If the job is killed externally (e.g., SLURM scancel, OOM killer), these markers are not written. In that case, cleanup is handled by the scheduler (if still running) or by a later experimaestro process.

Event Files

While a job is running, state change events are written to temporary event files in .events/jobs/{task-id}/event-{job-id}-{count}.jsonl. The scheduler watches this directory to track job progress in real time.

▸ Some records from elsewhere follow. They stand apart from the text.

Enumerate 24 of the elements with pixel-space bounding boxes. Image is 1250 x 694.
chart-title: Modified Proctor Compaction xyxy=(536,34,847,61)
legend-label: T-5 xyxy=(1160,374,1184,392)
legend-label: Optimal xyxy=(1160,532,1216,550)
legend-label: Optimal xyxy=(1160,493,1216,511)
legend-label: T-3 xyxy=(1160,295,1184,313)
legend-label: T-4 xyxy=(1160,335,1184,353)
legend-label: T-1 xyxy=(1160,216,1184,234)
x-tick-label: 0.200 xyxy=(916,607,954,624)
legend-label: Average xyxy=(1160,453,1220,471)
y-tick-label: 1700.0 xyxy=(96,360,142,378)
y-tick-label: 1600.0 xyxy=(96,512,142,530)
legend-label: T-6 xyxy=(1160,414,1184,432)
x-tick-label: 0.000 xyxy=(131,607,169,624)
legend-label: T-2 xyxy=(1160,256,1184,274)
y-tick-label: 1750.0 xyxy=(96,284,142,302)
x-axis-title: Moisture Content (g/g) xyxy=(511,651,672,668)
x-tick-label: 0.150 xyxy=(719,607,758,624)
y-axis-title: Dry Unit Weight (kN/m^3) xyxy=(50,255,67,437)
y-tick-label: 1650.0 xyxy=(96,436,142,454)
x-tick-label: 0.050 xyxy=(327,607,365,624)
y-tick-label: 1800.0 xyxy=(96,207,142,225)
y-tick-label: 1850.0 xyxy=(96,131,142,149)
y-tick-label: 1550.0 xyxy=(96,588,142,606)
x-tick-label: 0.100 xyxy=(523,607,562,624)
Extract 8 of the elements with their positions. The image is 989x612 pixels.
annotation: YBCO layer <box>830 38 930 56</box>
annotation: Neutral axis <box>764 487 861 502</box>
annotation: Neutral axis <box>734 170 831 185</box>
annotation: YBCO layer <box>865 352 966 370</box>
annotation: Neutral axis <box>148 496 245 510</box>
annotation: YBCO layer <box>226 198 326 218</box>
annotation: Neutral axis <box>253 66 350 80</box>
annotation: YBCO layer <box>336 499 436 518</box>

When a job completes, these temporary event files are archived to the permanent location at jobs/{task-id}/{job-hash}/.experimaestro/events/ and then deleted from .events/.

Important

The cleanup process that consolidates orphaned event files checks that a job is not active before deleting its event files. A job is considered active if:

  • Its lock is held, OR

  • Its PID file references a running process, OR

  • No terminal marker (.done/.failed) exists

State Tracking

Experimaestro uses a filesystem-based state tracking system instead of a database. This approach is more robust on network filesystems (NFS) and easier to inspect.

Status File (status.json)

Each experiment run has a status.json file containing the experiment metadata and service state:

{
  "version": 1,
  "experiment_id": "my-experiment",
  "run_id": "20250108_143022",
  "events_count": 42,
  "hostname": "compute-node-01",
  "started_at": "2025-01-08T14:30:22.123456",
  "ended_at": "2025-01-08T15:45:10.654321",
  "status": "completed",
  "finished_jobs": 10,
  "failed_jobs": 1,
  "services": {
    "<service_id>": {
      "service_id": "...",
      "description": "...",
      "class": "mypackage.services.MyService",
      "state_dict": {}
    }
  }
}

Note

Job details are stored separately in jobs.jsonl rather than in status.json. This reduces memory usage and allows for efficient streaming of job information.

Jobs File (jobs.jsonl)

Lightweight job information is stored in a separate JSONL file (one JSON object per line):

{"job_id": "abc123", "task_id": "my.task.Train", "tags": {"experiment": "v1"}, "timestamp": 1736343025.0}
{"job_id": "def456", "task_id": "my.task.Evaluate", "tags": {}, "timestamp": 1736343030.5}

Each record contains:

  • job_id: Unique job identifier

  • task_id: Task type identifier

  • tags: Dictionary of job tags

  • timestamp: When the job was submitted (Unix timestamp)

Event Log

While an experiment is running, events are streamed to a JSONL file at .events/experiments/events-{count}@{experiment-id}.jsonl:

{"type": "job_submitted", "job_id": "abc123", "task_id": "my.task", "timestamp": 1736343025.0}
{"type": "job_state_changed", "job_id": "abc123", "state": "running", "timestamp": 1736343030.5}
{"type": "service_added", "service_id": "tensorboard", "description": "TensorBoard", "timestamp": 1736343035.0}

When the experiment completes, events are consolidated into status.json and the event log is cleaned up.